C’est difficile à dire sans avoir tout regardé. Le fait qu’il y ait moins de clashs sur Netflix est un bon point. En revanche, Love is Blind reste très hétéronormé. À l’inverse, certaines émissions françaises font des efforts sur la représentation des orientations sexuelles et des genres. Mariés au premier regard a montré des couples homosexuels, et La villa des cœurs brisés ou Frenchie Shore ont inclus des candidats transgenres.
Ce que j’ai trouvé chouette, c’est que leur transidentité n’était pas un sujet. On ne les a pas instrumentalisés pour créer du drame, comme c’est souvent le cas. Ça banalise, ça normalise, et c’est très intéressant. Certaines productions, en revanche, ont été extrêmement problématiques, comme celle des Anges, qui a dû fermer à la suite d’accusations de promotion du harcèlement.
Avez-vous observé une évolution dans les codes de la téléréalité et dans le profil de leurs candidats depuis le lancement des premières émissions ?
Oui, il y a une petite évolution. On voit un effort pour mieux représenter les personnes racisées ou issues des communautés discriminées, même si ça reste timide et qu’on n’est jamais loin de la fétichisation, avec des phrases comme “Moi, je n’aime que les mecs noirs” ou “Je ne suis attiré que par les femmes métisses”. De plus, la diversité des corps reste un vrai problème. En revanche, une nouvelle génération de jeunes candidates tente de dénoncer le slut-shaming et revendique une plus grande liberté sexuelle. Elles bougent un peu les lignes. Les productions font aussi plus attention à la question du harcèlement et des situations problématiques. Il y a 10 ou 15 ans, c’était vraiment catastrophique sur ce point.
Dans votre BD, vous expliquez que certains candidats forcent le trait et se font passer pour plus bêtes qu’ils ne le sont. Pourquoi ?
Lors de notre enquête, nous avons interviewé des journalistes qui travaillent pour ces productions et ils nous l’ont confirmé.
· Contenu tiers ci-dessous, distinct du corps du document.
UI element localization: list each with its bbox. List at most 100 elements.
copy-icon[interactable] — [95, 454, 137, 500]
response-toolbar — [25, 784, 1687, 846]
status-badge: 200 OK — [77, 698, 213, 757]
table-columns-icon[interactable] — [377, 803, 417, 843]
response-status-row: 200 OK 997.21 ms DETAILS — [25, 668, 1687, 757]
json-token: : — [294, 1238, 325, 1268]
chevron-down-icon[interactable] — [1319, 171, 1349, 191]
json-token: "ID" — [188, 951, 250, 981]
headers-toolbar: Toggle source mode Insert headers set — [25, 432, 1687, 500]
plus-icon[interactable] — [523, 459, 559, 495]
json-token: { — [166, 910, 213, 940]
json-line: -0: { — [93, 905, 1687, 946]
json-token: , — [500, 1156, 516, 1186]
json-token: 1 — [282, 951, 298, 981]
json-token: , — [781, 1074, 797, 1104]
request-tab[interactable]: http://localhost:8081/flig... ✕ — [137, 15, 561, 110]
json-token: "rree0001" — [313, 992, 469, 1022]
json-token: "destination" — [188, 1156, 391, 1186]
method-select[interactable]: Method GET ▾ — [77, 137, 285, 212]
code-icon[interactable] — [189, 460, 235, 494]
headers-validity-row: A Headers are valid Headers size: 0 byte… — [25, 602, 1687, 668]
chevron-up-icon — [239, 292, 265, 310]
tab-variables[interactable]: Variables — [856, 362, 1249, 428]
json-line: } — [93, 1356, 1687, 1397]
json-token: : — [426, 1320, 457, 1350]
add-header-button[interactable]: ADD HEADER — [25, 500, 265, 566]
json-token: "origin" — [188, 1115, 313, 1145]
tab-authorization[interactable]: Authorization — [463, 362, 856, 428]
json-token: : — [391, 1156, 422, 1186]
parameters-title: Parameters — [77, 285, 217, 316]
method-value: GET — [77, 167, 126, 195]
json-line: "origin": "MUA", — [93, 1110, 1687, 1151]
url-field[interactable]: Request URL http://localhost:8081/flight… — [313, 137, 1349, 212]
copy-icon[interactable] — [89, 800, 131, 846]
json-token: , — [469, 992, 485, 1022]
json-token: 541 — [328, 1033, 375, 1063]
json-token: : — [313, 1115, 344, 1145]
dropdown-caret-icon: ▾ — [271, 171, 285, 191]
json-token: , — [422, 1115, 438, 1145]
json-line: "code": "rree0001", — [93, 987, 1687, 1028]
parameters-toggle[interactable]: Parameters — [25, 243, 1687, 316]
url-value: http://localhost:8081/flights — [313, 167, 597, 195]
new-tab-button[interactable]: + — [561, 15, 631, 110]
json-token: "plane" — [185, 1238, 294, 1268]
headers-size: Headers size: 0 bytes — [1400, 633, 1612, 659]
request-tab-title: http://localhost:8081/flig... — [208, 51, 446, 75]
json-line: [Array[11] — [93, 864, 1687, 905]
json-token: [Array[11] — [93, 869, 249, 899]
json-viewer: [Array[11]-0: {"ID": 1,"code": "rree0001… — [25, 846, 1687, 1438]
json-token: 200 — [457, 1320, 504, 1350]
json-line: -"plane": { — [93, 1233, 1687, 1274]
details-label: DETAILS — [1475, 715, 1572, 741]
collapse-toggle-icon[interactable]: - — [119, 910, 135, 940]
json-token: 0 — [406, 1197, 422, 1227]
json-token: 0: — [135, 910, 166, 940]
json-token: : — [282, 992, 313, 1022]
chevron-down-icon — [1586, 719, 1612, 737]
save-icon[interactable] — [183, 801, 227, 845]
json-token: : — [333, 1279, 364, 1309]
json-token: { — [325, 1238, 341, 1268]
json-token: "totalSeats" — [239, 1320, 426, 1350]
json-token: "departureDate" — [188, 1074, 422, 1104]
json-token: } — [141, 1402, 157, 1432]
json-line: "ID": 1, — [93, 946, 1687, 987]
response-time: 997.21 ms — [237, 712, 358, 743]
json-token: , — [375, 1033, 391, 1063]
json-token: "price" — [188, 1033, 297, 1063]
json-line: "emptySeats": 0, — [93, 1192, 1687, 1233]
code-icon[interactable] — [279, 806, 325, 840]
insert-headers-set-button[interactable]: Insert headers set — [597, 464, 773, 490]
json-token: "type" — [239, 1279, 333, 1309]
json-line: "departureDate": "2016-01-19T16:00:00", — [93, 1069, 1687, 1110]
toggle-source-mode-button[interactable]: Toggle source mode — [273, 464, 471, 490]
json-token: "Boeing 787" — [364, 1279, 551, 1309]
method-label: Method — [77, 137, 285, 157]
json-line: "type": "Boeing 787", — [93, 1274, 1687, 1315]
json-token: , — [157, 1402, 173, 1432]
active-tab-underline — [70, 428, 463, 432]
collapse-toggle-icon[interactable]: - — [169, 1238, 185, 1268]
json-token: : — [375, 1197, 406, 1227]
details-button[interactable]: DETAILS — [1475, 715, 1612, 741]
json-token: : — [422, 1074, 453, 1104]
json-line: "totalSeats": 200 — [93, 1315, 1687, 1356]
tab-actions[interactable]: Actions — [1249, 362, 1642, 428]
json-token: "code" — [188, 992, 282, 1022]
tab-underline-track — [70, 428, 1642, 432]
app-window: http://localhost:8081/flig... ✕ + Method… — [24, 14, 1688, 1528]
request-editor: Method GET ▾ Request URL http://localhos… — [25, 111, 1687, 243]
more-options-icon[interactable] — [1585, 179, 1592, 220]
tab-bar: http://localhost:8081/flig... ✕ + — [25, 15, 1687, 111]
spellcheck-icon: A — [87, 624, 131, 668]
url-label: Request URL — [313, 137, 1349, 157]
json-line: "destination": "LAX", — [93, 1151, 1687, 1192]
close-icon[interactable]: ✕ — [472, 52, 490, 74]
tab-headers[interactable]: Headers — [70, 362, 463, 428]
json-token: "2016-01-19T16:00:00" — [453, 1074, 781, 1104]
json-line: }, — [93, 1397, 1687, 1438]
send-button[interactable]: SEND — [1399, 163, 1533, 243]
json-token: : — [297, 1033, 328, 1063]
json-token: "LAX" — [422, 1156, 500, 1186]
Par exemple, une candidate – dont je ne divulguerai pas le nom – changeait complètement de ton et de voix dès que la caméra s’allumait pour jouer “la bébête”. Elle n’avait pas du tout le même comportement quand l’enregistrement était lancé. En fait, les participants ont compris que se tromper dans les expressions françaises ou inventer des métaphores absurdes crée des séquences qui font le buzz et finissent dans les bêtisiers ou sur les réseaux sociaux.
C’est une forme d’appropriation du stigmate : on nous voit comme des idiots ou des idiotes, alors on va le jouer à fond et capitaliser dessus. C’est triste, car ça perpétue le cliché selon lequel on ne peut pas être une “bimbo” belle et intelligente en 2025. Ce sont souvent de redoutables femmes d’affaires, mais elles ont compris que, pour exister dans ce milieu, il faut jouer ce rôle. C’est d’ailleurs ce qui a changé : la téléréalité est devenue un business. Les candidats sont souvent des influenceurs qui viennent chercher de la visibilité pour augmenter leur nombre de followers. La motivation n’est plus du tout la même.